The men who plotted and executed JFK's murder thought they could forever bury the truth of their treachery by altering the medical evidence. How they attempted this is laid out in my novel, The President's Mortician. Here's an excerpt from the book:
Chapter 1
November 23, 1963
12:54 a.m.
Bethesda Hospital, Washington, D.C.
John Liggett needed a stiff drink to calm his nerves. He reached into his back pocket and removed a small, silver flask. He took a quick jolt of bourbon without trying to hide it from the mysterious men surrounding him and watching his every move. They were
spooks, military brass and Secret-Service types, and they seemed dissatisfied with his
work even though he had been at it, off and on, for more than seven hours now. He was
tired, anxious and scared.
Normal jobs never made him this stressed, for Liggett was confident, almost smugly so,
in his abilities as a reconstruction artist. Reconstruction artist was just a fancy name for a skilled mortician, and Liggett was as skillful as anyone in his field. His fellow morticians at Restland Funeral Home in Dallas all agreed that John was the best they had ever seen.
He rebuilt eye sockets blasted away by gun shots. He rebuilt ears and noses demolished
in car accidents. He once reconstructed a wife’s skull which had been shattered by her
baseball bat-wielding husband. He even re-attached a head which had been severed by a
locomotive. The grieving families were always grateful and always raved about John’s talents. He never failed to please his clientele.
But this was no normal job. Lying on the slab not two feet away was the slain body of the 35th president of the United States, John F. Kennedy. And Liggett was now on his third reconstruction attempt.
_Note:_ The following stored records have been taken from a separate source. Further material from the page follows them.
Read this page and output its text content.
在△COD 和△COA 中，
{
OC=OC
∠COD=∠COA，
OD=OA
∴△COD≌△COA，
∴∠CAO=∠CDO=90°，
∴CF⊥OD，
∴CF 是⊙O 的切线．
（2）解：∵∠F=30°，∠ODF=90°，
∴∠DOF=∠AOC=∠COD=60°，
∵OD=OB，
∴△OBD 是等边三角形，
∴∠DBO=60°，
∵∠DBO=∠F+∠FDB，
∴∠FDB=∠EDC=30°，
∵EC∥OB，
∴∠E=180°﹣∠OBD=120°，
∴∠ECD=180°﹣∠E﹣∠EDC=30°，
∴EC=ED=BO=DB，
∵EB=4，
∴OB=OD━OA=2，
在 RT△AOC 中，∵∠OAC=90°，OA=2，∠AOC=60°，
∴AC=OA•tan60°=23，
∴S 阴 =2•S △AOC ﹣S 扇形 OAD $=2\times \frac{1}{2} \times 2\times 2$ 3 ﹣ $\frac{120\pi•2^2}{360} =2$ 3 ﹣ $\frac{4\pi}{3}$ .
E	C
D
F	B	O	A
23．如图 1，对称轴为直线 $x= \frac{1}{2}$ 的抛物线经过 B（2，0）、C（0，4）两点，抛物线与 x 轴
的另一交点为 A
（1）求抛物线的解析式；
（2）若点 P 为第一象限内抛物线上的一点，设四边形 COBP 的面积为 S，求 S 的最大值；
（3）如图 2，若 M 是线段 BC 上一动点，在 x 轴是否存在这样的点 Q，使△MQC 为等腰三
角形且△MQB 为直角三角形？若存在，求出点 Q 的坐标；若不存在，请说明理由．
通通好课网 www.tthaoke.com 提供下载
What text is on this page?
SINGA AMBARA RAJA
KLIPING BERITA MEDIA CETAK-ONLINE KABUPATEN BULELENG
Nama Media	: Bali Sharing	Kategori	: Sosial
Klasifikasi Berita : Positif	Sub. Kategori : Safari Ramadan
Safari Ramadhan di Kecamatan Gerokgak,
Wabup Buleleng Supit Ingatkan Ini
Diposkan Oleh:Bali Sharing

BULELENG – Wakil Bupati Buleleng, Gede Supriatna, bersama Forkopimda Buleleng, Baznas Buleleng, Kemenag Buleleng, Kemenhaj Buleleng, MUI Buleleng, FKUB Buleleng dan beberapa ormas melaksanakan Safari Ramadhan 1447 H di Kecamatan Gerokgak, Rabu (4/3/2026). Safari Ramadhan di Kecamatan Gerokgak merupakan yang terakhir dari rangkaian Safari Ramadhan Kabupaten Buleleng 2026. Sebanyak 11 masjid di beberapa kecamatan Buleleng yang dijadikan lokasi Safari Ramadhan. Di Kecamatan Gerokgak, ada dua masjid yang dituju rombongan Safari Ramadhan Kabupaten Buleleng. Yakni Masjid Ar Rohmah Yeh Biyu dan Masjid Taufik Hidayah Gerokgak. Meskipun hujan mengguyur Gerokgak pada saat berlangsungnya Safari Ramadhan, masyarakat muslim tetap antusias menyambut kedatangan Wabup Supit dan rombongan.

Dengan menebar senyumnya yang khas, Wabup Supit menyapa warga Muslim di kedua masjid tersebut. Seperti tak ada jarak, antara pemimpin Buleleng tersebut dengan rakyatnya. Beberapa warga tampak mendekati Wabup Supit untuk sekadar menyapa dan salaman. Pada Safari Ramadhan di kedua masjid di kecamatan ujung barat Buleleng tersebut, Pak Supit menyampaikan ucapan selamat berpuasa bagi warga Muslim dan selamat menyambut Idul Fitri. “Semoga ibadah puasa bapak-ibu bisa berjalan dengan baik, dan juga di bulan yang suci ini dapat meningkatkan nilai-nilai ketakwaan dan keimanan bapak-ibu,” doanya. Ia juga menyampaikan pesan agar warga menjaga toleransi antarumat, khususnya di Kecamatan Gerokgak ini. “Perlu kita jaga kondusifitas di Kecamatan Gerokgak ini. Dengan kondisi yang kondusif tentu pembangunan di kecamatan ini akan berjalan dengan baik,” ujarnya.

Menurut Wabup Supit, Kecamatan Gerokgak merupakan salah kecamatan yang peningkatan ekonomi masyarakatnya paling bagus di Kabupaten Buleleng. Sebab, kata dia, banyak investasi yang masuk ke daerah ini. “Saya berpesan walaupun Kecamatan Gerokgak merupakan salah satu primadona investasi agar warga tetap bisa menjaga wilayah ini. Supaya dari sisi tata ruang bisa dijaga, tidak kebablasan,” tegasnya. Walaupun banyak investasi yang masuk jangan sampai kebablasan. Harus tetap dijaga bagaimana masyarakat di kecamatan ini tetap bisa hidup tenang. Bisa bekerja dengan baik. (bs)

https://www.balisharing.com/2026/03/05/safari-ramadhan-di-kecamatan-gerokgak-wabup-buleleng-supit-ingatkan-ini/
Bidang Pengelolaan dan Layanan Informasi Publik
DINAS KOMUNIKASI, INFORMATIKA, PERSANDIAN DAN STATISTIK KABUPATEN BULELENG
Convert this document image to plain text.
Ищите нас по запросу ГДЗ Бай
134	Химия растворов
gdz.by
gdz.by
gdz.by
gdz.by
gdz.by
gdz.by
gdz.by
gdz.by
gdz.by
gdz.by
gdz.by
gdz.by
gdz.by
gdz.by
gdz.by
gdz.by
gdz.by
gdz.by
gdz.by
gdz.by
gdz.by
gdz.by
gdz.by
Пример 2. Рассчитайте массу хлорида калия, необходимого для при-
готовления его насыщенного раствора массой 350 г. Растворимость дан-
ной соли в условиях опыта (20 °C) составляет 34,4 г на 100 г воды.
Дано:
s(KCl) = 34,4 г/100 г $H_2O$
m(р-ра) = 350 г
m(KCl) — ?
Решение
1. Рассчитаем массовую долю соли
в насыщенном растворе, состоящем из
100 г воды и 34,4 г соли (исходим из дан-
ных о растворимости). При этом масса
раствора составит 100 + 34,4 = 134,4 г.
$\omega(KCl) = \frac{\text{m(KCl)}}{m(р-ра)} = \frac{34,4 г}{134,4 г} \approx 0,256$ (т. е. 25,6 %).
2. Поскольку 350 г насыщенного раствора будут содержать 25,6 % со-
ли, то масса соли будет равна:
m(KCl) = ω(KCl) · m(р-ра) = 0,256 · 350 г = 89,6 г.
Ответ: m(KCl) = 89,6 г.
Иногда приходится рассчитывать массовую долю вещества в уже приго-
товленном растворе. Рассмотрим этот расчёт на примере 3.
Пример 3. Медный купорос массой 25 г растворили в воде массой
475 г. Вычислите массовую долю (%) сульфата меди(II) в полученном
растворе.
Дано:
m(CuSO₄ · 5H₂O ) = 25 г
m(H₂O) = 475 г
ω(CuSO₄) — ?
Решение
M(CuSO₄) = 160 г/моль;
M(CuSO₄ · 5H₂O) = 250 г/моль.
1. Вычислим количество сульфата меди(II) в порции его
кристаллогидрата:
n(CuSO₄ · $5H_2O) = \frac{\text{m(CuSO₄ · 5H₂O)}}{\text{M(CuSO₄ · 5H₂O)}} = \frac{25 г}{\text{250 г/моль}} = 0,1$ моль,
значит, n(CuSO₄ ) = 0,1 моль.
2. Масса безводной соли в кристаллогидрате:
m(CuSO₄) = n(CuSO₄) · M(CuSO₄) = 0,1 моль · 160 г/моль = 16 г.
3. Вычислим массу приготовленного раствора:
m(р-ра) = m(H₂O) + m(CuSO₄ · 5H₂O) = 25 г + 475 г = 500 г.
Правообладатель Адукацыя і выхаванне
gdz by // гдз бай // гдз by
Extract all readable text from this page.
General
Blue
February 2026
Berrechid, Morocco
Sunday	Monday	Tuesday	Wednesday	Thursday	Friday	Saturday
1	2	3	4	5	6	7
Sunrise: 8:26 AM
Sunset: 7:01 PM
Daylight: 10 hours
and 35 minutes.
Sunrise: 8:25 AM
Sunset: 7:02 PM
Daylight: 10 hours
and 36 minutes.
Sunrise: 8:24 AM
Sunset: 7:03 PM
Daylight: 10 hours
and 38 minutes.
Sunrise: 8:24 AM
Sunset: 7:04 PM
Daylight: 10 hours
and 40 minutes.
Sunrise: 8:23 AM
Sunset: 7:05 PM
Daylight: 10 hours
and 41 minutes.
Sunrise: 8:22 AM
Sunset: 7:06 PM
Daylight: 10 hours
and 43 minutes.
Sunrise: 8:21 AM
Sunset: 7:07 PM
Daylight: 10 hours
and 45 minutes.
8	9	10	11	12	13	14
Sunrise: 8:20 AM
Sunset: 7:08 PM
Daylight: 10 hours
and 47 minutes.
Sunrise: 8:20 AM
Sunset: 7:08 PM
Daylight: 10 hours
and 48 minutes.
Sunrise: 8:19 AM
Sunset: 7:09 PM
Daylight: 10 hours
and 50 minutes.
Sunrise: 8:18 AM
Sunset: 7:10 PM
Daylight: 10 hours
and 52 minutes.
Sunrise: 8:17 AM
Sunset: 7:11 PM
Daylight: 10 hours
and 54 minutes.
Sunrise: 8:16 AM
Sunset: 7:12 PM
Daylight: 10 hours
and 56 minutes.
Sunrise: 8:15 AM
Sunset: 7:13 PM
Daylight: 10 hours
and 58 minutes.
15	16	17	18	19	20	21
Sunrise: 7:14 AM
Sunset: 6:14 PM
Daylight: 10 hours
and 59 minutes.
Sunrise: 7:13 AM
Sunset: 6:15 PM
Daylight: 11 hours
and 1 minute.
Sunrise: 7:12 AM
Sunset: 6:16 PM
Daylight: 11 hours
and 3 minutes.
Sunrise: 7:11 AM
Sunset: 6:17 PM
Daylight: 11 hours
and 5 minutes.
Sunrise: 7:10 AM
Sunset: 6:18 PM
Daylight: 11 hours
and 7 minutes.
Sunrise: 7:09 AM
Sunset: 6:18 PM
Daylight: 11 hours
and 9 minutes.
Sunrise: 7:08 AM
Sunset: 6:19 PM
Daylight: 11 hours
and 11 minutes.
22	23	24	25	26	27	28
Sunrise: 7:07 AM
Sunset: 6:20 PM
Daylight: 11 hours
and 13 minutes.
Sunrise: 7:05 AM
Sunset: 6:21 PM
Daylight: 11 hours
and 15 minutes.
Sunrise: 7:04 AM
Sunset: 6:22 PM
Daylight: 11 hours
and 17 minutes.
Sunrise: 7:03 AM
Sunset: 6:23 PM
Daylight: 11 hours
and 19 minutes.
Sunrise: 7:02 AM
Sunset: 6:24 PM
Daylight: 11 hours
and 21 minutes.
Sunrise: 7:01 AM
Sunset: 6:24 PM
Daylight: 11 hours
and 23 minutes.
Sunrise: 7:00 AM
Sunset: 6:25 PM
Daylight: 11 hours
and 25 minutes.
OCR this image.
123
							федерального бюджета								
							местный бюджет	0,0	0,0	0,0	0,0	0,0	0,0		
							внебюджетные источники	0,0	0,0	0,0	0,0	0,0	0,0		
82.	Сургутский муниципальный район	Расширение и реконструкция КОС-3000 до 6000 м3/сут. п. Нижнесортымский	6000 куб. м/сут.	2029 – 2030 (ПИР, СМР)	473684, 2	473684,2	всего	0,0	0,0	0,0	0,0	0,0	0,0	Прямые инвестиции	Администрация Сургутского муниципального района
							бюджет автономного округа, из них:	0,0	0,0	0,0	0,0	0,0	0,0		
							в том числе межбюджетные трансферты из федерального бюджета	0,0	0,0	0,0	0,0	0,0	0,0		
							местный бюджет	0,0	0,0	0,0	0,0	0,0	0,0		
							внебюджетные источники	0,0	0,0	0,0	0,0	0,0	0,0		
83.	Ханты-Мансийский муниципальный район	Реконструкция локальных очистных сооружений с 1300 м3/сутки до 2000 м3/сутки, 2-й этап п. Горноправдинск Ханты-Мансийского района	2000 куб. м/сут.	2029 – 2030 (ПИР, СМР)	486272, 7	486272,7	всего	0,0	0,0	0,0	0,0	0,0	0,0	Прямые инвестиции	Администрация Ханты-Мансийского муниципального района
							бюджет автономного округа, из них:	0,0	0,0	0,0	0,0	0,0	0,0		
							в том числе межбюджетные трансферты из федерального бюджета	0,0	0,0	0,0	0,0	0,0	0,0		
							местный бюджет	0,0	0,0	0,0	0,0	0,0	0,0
The cabal of traitors assembled in this cramped, smoky room did not want him to make JFK “whole” again for a presentable casket viewing.
They wanted to distort and disguise the dead president’s real wounds in order to hide the true source of the shots which killed him. Liggett knew the conspirators were trying to frame a “lone nut” killer. The problem was they kept changing their minds about how the lone nut did it. Liggett was on his third version of the head wound. The genuine wounds—a gunshot entry in the right temple area, an entry wound in the throat, and a fist-sized exit wound in the right rear of the head—had been obliterated earlier in the evening at Walter Reed Army Hospital, but the “government-approved” wounds were
still a work-in-progress. Evidence of frontal entry meant more than one shooter and that meant a conspiracy. And the conspirators were determined there be no talk of a
conspiracy that would lead back to them.
Regardless of the deceptive nature of his work, Liggett had no delusions about the true
nature of the crime. The CIA and the Joint Chiefs, and god knows who else, had been
behind it, and his job was to cover it up. The bastards had gone all the way this time, he thought. Though Liggett was apolitical and had never expressed any strong feelings
about Kennedy, one way or the other, even he was stunned at the brazenness of such an
act. And it rattled his composure. This was history, and Liggett was busy erasing any
trace of it.
At the urging of his sponsor—Air Force Chief of Staff Curtis LeMay—Liggett got back
to work on JFK’s head. LeMay bit hard on his cigar and barked out an instruction, “You
have to fix the back of the head here so that it looks like there is no exit wound.”
Liggett knew he had to make it look good for the autopsy photographers who had already
taken hundreds of photos of his incomplete work. But he also knew that no forgery of
this nature would be perfect. The brain had already been carved up to remove the bullet
fragments which did not match the patsy’s gun. The macerated mess which was left
could hardly have been made by a bullet’s exit. The incompetent and/or corrupt autopsy
doctors even commented on it. Commander James J. Humes—who had no experience
performing autopsies of gunshot victims—blurted out that someone had performed
surgery on JFK’s head, namely in the top of the skull. Since no such surgery had been
performed by the Dallas Parkland doctors, Humes’ slip of the tongue became an
inadvertent admission that the president’s body had been highjacked and tinkered with by
parties unknown. Liggett, seated in the bleachers of the Bethesda autopsy room at the
time, stiffened when he heard Humes’ words. He was afraid the whole shell game would
unravel. But General LeMay immediately came to the rescue. He told Humes to get
back to work and stop making editorial comments about things he knew nothing of.